Storage Peer Incite: Notes from Wikibon’s August 21, 2012 Research Meeting
Recorded audio from the Peer Incite:
As IT administrators virtualize their production environments, they are discovering that they are turning what once was essentially a set of discrete mini-environments into a single huge, constantly changing, and increasingly complex unified architecture.
Problems, changes, and additions that once were isolated now can cause major ripple-effect impacts across the data center, in some cases impacting the QoS of multiple unrelated business services. Figuring out what to do about problems as simple as replacing a server with a newer model or introducing flash storage suddenly have implications for every application in the environment, including those most critical to the business.
Increasing QoS can become a major problem. Moving to flash storage for Tier 1 data, for instance, looks like an effective way to improve response times for users. But in fact often it just moves the choke point down the line, leaving you to guess what should be upgraded next -- A server? A network switch? How can you even be sure that the application in question uses that particular hardware, when the hypervisor is constantly shifting compute loads in response to demand changes?
And proof-of-concept testing, frustrating enough in the pre-virtualization environment, becomes vastly more complex when you cannot be sure what data or applications are going to be using that hardware and under what conditions. And given the speed at which virtualized environments evolve, you may not have the time to complete the test.
In these situations what you really want to do is talk to someone who already has solved the problem in a similar environment. And now you can do the next best thing. A cloud service startup, CloudPhysics, is applying big data analysis techniques to the problem of running large virtualized environments. It has built a large and growing database of information from actual users documenting their experiences with hardware upgrades, problem solving, and other relevant issues. Subscribers can do their own searches, either using canned search "cards" developed to meet the needs of other users, or commission the CloudPhysics staff to create another card defining a new search parameter.

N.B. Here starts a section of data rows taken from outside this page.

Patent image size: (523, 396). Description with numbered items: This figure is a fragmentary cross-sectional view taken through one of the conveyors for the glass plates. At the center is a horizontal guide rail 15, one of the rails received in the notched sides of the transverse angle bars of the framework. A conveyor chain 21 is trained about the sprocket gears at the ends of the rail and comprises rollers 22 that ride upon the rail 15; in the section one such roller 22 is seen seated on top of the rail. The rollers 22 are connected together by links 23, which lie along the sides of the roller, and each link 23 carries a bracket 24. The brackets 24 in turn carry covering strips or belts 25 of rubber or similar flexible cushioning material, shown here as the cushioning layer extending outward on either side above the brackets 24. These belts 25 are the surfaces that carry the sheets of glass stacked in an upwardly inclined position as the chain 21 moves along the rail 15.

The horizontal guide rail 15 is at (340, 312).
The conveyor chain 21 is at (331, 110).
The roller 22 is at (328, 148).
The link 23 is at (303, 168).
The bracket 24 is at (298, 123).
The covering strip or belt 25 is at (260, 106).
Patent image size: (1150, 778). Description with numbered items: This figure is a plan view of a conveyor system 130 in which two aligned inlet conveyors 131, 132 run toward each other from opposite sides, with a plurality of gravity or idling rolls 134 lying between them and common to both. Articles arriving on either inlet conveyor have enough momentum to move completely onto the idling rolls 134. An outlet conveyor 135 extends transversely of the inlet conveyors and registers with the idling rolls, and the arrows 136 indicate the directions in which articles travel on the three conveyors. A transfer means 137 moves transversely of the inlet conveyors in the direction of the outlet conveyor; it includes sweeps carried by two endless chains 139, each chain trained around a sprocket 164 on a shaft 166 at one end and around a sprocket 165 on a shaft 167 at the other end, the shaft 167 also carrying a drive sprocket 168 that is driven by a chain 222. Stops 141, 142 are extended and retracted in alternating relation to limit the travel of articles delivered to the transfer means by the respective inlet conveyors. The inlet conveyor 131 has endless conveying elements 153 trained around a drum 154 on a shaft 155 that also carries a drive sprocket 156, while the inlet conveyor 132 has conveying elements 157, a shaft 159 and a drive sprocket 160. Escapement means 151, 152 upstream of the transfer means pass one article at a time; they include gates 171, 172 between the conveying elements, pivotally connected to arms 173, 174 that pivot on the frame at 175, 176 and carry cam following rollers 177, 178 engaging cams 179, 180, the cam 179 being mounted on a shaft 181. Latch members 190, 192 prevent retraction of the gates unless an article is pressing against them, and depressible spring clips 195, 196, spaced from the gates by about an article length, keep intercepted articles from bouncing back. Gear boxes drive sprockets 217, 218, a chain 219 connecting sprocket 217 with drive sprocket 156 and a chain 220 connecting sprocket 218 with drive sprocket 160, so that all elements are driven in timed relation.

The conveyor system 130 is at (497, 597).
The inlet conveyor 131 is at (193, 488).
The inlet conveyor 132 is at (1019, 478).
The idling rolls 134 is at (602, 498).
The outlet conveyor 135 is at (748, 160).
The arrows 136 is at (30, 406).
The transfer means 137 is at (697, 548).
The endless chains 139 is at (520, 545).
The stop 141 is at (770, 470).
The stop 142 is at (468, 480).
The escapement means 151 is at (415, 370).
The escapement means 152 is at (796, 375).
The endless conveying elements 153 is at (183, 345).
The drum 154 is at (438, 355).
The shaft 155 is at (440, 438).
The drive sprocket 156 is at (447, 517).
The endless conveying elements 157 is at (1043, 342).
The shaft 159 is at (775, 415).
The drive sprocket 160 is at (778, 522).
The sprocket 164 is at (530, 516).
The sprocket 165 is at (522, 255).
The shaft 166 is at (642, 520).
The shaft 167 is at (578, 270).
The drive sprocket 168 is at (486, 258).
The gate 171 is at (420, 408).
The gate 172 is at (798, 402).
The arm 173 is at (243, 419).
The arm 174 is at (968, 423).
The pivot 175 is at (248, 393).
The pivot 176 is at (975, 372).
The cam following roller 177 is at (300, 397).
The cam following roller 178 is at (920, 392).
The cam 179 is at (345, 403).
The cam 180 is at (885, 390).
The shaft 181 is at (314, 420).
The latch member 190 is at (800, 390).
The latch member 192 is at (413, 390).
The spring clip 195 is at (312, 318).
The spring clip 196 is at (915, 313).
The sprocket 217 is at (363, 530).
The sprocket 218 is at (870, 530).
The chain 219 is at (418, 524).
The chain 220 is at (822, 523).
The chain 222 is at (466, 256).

On August 20 CloudPhysics users, staff, and third-party experts discussed their experiences and company philosophy and direction with Wikibon members in a Peer Incite meeting. The links to the audio and video recordings of the hour-long meeting are below, along with articles analyzing the major take-aways from the meeting. This is a particularly valuable Peer Incite that should interest all IT staff involved in virtualization projects, regardless of where they are in the process.
Bert Latamore, Editor
On August 20, 2012, Nathan Smith, Senior Citrix Engineer at Centered Networks, and Joachim Heppner, a Senior Manager at Sanofi, joined the Wikibon community to discuss their early experiences working with a cloud-based, big-data repository of performance and configuration data from VMware virtualized environments. Also on the call were John Blumenthal, CEO of CloudPhysics, as well as Noemi Greyzdorf, VP of strategy and Alliances at Cambridge Computer Services and well-known VMware employees, Duncan Epping and Frank Denneman, who are advisors to CloudPhysics.
CloudPhysics is a startup, which emerged from stealth mode on August 19th. The company developed and maintains the repository that Nathan and Joachim are evaluating. By the August 19 launch, the repository already included 10s of terabytes of configuration settings, performance statistics, and inventory data, and is growing with continuous data streams from hundreds of environments. CloudPhysics plans to dramatically increase the size of the repository and the number of contributing organizations over the coming weeks.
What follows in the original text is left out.